O capítulo oitavo de Marcos é um sítio suficiente para exemplificar isto. Jesus é a abundância de felicidade e bem-estar (v.1-10: «alimenta 4.000»), mas para as pessoas religiosas isso não bastava: exigiam uma prova celeste, um sinal vindo do Céu! (v.11). Enquanto que, para Jesus, Deus é bem-estar, fome satisfeita, sede saciada e conforto humano (v6, ‘ordenou que se sentassem’), para os piedosos ‘tem que haver mais alguma coisa’. Ou seja, Deus é uma espécie de rótulo que se tem que colar à embalagem: doutra forma ninguém acreditaria que o conteúdo fosse real, verdadeiro ou a encomenda fosse suficientemente perfeita.

O ‘primeiro anúncio da paixão’ (v.31-33) diz o mesmo. Jesus tenta tornar claro aos discípulos que «fora da história dos excluídos não há salvação» (v.31-32a). Porém, Pedro (v.32b) acha que não: que é possível mudar a vida deste mundo compactuando com as regras deste mundo. Jesus volta ‘à vaca fria’ (v.33): «os teus pensamentos não são os de Deus, mas os dos homens». Há aqui uma esgrima: Pedro usa a espada do seu deus (a ideologia religiosa e piedosa dos conciliadores moderados que temem a verdade toda) e Jesus usa a espada dos profetas (o apelo à Koinonia, ao serviço como um absoluto, ao ‘ser apenas dom de vida’, injectores de ressurreição, salvadores e libertadores - v.35).

Em Mateus 23 – a célebre condenação do farisaísmo – Jesus regressa à denúncia do «dizem mas não fazem» (v.3). Diante duma prática religiosa em que Deus é colocado lá em cima no Céu e o Homem cá em baixo, em que existem territórios bem definidos e canais de comunicação entre ambos (mandar rezar missas por, água benta para, santos que metem cunhas a Deus – que intercedem −, procissões e orações de petição, etc.), diante deste triste e pobre espectáculo pietista, Jesus só tem uma palavra: «Hipócritas»!

«Desprezais o mais importante da Lei (da religião): a justiça, a misericórdia e a fidelidade [Mateus 23:23]

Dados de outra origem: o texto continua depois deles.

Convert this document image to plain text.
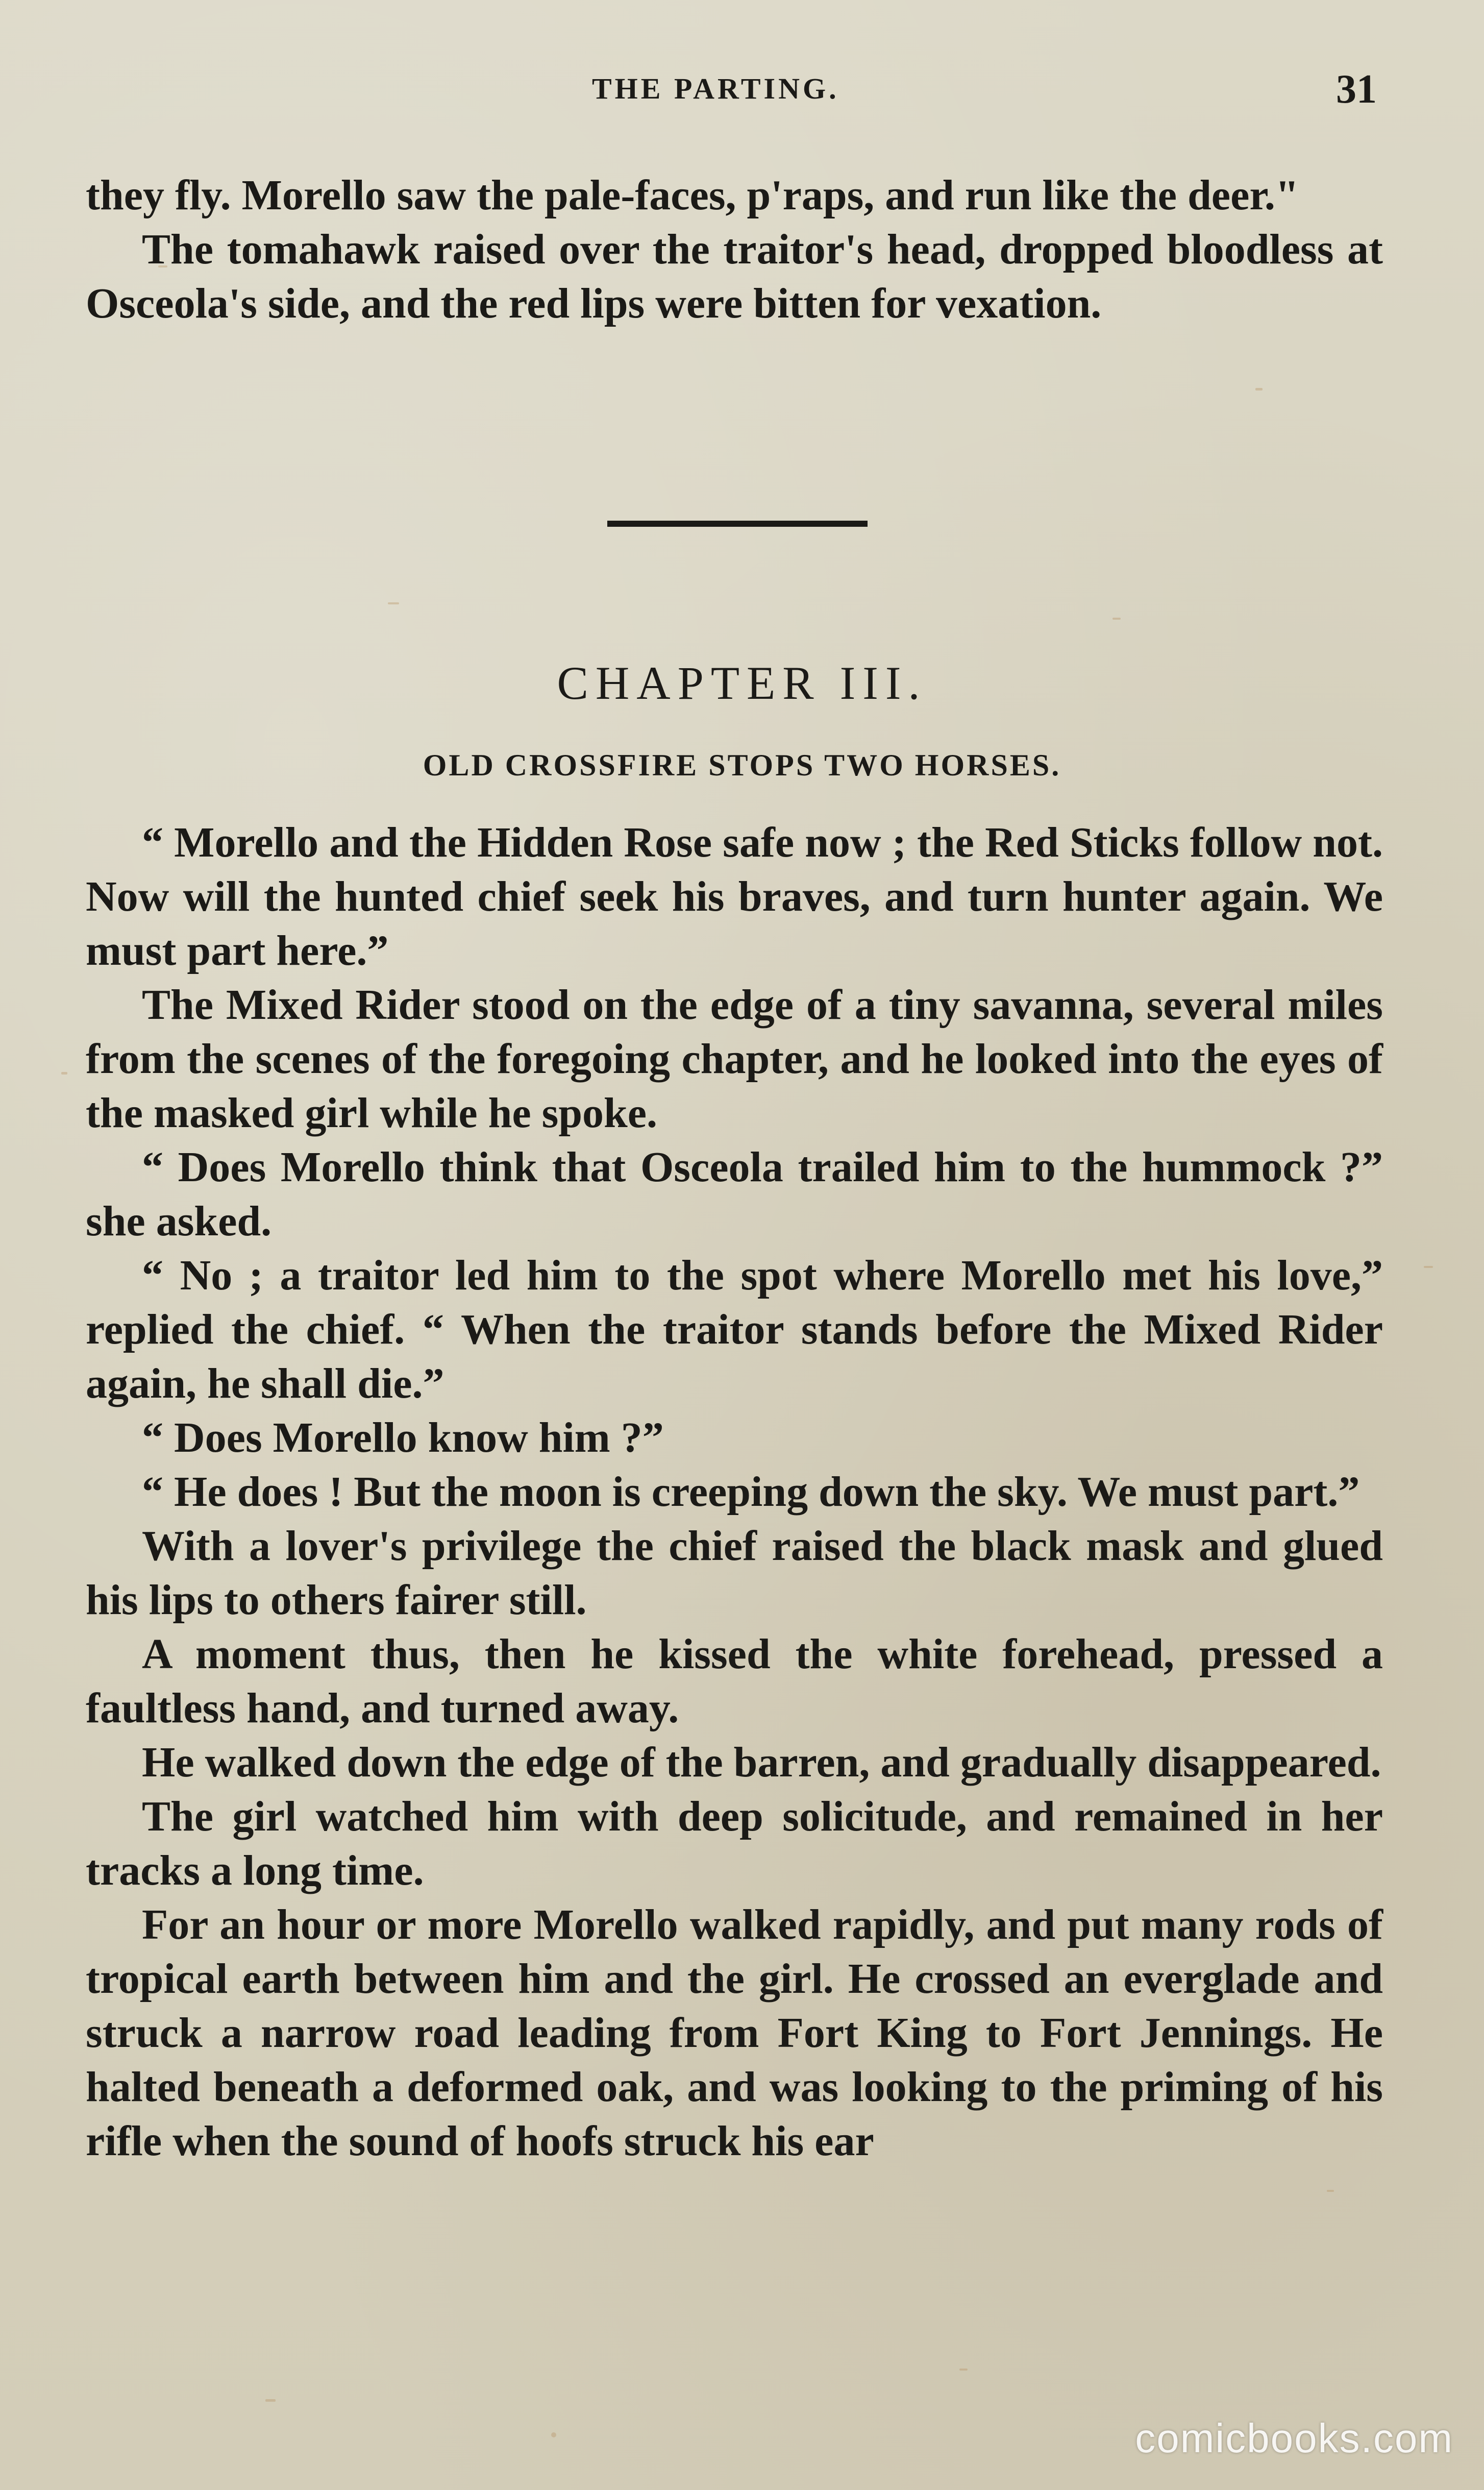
THE PARTING.	31

they fly. Morello saw the pale-faces, p'raps, and run like the deer."

The tomahawk raised over the traitor's head, dropped bloodless at Osceola's side, and the red lips were bitten for vexation.

CHAPTER III.
OLD CROSSFIRE STOPS TWO HORSES.

“ Morello and the Hidden Rose safe now ; the Red Sticks follow not. Now will the hunted chief seek his braves, and turn hunter again. We must part here.”

The Mixed Rider stood on the edge of a tiny savanna, several miles from the scenes of the foregoing chapter, and he looked into the eyes of the masked girl while he spoke.

“ Does Morello think that Osceola trailed him to the hummock ?” she asked.

“ No ; a traitor led him to the spot where Morello met his love,” replied the chief. “ When the traitor stands before the Mixed Rider again, he shall die.”

“ Does Morello know him ?”

“ He does ! But the moon is creeping down the sky. We must part.”

With a lover's privilege the chief raised the black mask and glued his lips to others fairer still.

A moment thus, then he kissed the white forehead, pressed a faultless hand, and turned away.

He walked down the edge of the barren, and gradually disappeared.

The girl watched him with deep solicitude, and remained in her tracks a long time.

For an hour or more Morello walked rapidly, and put many rods of tropical earth between him and the girl. He crossed an everglade and struck a narrow road leading from Fort King to Fort Jennings. He halted beneath a deformed oak, and was looking to the priming of his rifle when the sound of hoofs struck his ear

comicbooks.com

A frustração de Jesus não podia ser maior: «Jerusalém, Jerusalém, que matas os profetas e apedrejas os que te são enviados! Quantas vezes quis reunir os teus filhos como a galinha reúne os seus pintainhos sob as asas, e tu não quiseste!Pois bem, a vossa casa ficará deserta. Eu vos digo que não voltareis a ver-me até que digais: ‘Bendito o que vem em nome do Senhor’.» [Mateus 23:37-38]. Jesus profetisa o fim da religião que não nasça do interior da vida humana.

Pergunta: Em que Deus acreditava Jesus?
Resposta: Na vida da humanidade, renovada, levada ao extremo do serviço!

É incrível! Custa a crer! Sobretudo, que, dois mil anos depois, isto tenha que ser proclamado, mais uma vez, como novidade, como «uma Boa Notícia».